Hi everyone, hope you're all having a sensational ...
# troubleshooting
s
Hi everyone, hope you're all having a sensational day. Could I get some pointers regarding Airbyte's scalability? The docs recommend a
t2.large
instance and describe, in details, how Airbyte is mainly memory and disk bound. I've been testing stuff out now on an
t3.xlarge
and noticed the following: Loading one large-ish Oracle table (~9GB, 7M rows) takes me about 30min, which I think is pretty good. Now, loading two at the same time via the same connector (9GB, 7M rows, 13 GB, 7M rows) takes an hour in total, with both taking up roughly an hour each. What gives? Looking at htop, I seem to be running more into a CPU limit as well, so I'm not sure what's causing this.
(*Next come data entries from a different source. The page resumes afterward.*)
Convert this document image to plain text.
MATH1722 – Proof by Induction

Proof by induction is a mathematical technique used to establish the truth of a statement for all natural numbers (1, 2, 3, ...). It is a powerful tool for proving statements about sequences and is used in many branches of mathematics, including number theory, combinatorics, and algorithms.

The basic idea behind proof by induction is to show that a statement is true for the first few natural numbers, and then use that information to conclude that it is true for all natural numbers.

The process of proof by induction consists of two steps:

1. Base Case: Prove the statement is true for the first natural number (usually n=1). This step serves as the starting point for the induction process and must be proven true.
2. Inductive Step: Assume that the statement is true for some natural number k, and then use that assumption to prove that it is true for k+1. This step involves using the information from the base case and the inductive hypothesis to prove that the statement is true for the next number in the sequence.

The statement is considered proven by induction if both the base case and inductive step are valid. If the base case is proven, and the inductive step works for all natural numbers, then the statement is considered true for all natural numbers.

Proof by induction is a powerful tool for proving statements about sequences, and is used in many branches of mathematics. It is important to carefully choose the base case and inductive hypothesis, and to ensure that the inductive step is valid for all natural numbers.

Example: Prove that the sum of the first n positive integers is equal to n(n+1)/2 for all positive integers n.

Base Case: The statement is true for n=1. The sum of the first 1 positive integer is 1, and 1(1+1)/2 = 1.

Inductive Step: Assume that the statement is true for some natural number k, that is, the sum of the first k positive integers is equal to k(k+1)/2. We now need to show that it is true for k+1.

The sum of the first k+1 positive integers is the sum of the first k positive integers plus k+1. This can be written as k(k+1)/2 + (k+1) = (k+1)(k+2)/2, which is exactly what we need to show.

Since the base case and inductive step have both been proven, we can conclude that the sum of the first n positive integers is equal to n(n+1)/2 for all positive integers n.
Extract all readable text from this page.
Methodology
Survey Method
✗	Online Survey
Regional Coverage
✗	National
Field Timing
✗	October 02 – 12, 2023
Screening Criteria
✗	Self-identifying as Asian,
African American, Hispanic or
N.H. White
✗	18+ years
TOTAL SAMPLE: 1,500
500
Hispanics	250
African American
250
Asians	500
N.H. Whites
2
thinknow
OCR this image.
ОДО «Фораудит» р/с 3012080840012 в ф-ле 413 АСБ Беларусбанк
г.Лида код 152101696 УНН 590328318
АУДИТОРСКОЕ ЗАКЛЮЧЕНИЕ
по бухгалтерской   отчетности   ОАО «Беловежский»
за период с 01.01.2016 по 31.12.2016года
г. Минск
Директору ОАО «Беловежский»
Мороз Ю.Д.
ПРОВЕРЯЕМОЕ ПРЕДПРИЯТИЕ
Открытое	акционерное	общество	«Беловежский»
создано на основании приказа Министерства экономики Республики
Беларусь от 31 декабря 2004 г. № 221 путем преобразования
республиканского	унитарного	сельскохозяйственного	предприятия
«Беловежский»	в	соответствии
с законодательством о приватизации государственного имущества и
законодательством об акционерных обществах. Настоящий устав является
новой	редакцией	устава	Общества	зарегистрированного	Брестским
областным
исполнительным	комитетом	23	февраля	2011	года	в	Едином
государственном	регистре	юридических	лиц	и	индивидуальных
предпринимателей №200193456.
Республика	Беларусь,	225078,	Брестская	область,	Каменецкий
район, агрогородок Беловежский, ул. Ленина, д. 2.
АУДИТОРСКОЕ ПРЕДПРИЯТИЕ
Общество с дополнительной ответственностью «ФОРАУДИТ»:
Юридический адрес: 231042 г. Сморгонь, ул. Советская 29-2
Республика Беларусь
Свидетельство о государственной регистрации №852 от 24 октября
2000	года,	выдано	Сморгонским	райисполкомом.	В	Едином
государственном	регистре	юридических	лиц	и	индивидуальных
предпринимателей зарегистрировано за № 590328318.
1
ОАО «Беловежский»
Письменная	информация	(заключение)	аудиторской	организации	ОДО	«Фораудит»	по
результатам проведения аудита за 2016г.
These are my two largest table, but in production I'd use Airbyte for another 30 or so tables, each between 10k and 1M rows as well, so this doesn't seem to scale well. Or am I doing something wrong?
a
Hi @Saman Arefi, the read and write operations on streams in a single connection are currently run sequentially, in other word Airbyte start by syncing the first table, then the second one. A workaround could be to create a different connection for each table and tweak the
MAX_SYNC_WORKERS
env var to increase sync parallelism.
s
Thanks for the speedy reply @Augustin Lafanechere (Airbyte)! ☺️ Would you mind further clarifying "connection" in this context? This is what my setup currently looks like. Two connections, both connected to the same Oracle DB, each loading a different table. Launching both at the same time resulted in what I described above.
a
Ok so you already implemented the workaround I suggested 😄 If you have more than 5 connections increasing the
MAX_SYNC_WORKERS
value to >5 might help. I'd suggest also you try to upsize your instance to a t3.2xlarge to check if you get some performance boost.
s
Yeah, I think I'll try that, cheers. I noticed that I currently also only have memory usage of up ~50% with 4 connections going at the same time, yielding me a throughput of only ~20GB/h - aren't both of those values quite low?
a
Do you mean 50% memory usage of the container request or of the overall instance memory? Feel free to tweak your docker engine config to give more memory to containers or use the
JOB_MAIN_CONTAINER_MEMORY_REQUEST
env var.